Nosotros vivimos hoy una era de transición; uno de esos tiempos interesantes contra los que previene un célebre proverbio oriental, y en que se ha vuelto moneda corriente la cita de cierta máxima, famosa también, de Antonio Gramsci: aquella sobre los monstruos que crecen en los claroscuros de la agonía sin muerte del mundo viejo y las contracciones sin parto del mundo nuevo. Nuestros propios significantes maestros comienzan a trastabillar y a anunciar ruina. Pero lo hacen al modo descrito antes: con el Rey contra el Rey, con Dios en contra de Dios. Habitamos el tiempo que ha inventado la democracia iliberal, así descrita en 2014 por Viktor Orbán: «un Estado [… que] no rechaza los principios fundamentales del liberalismo tales como la libertad, y podría listar unos cuantos más, pero [que] no hace de esta ideología el elemento central de la organización del Estado, sino que, en cambio, incluye un enfoque diferente, especial, nacional».

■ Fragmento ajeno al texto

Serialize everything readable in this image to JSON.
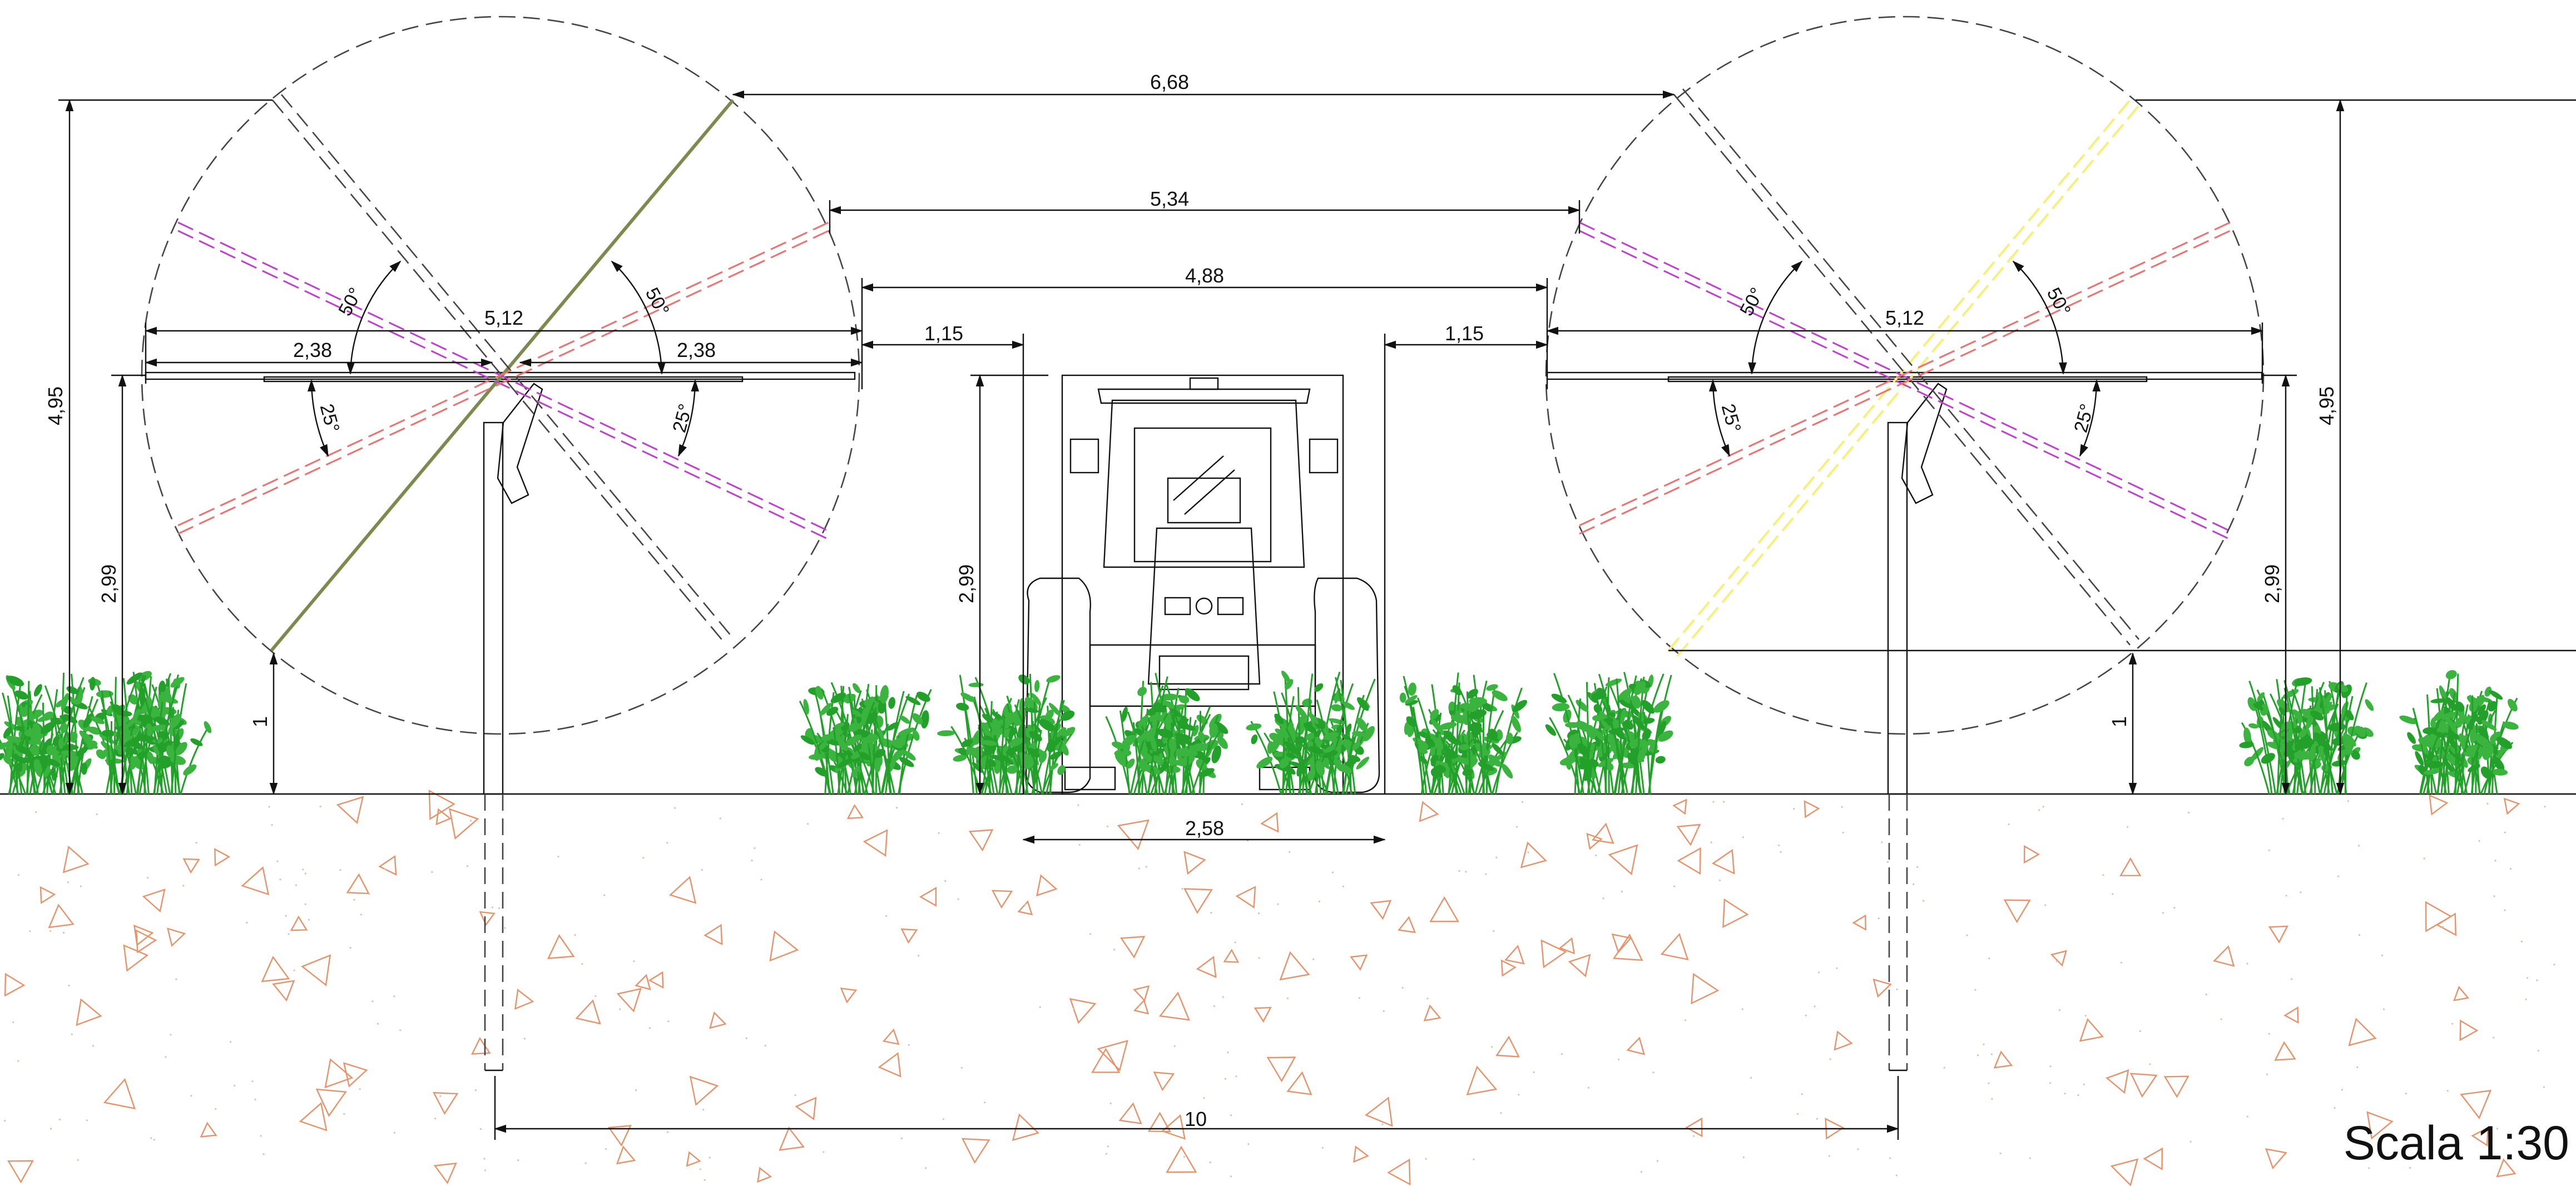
{
  "dimensions": {
    "post_spacing": "10",
    "panel_gap_max": "6,68",
    "panel_gap_mid": "5,34",
    "panel_gap_flat": "4,88",
    "left_clear": "1,15",
    "right_clear": "1,15",
    "tractor_width": "2,58",
    "panel_span_left": "5,12",
    "panel_span_right": "5,12",
    "half_left_a": "2,38",
    "half_left_b": "2,38",
    "total_height_left": "4,95",
    "total_height_right": "4,95",
    "pivot_height_left": "2,99",
    "pivot_height_tractor": "2,99",
    "pivot_height_right": "2,99",
    "ground_clear_left": "1",
    "ground_clear_right": "1"
  },
  "angles": {
    "tilt_50_a": "50°",
    "tilt_50_b": "50°",
    "tilt_50_c": "50°",
    "tilt_50_d": "50°",
    "tilt_25_a": "25°",
    "tilt_25_b": "25°",
    "tilt_25_c": "25°",
    "tilt_25_d": "25°"
  },
  "scale_label": "Scala 1:30",
  "colors": {
    "magenta_dash": "#c040d0",
    "red_dash": "#f07070",
    "yellow_dash": "#f4f07a",
    "soil_marks": "#e8926a",
    "vegetation": "#22a02a",
    "outline": "#111111"
  }
}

Solemos tratar al movimiento internacional del cual es Orbán su más esclarecido representante como un regreso, un anhelo o una venganza del pasado. Pero tal vez el pasado seamos nosotros, y el iliberalismo, el torpe balbuceo de las primeras palabras de un futuro antidemocrático con todas las de la ley; los deístas miedosos que precedan a los deicidas del dios de la Democracia; los cautelosos realistas del rey sin poderes que, a no mucho tardar, cedan el paso a los Robespierre de la decapitación del pueblo soberano. Será interesantísimo. Y será horrible.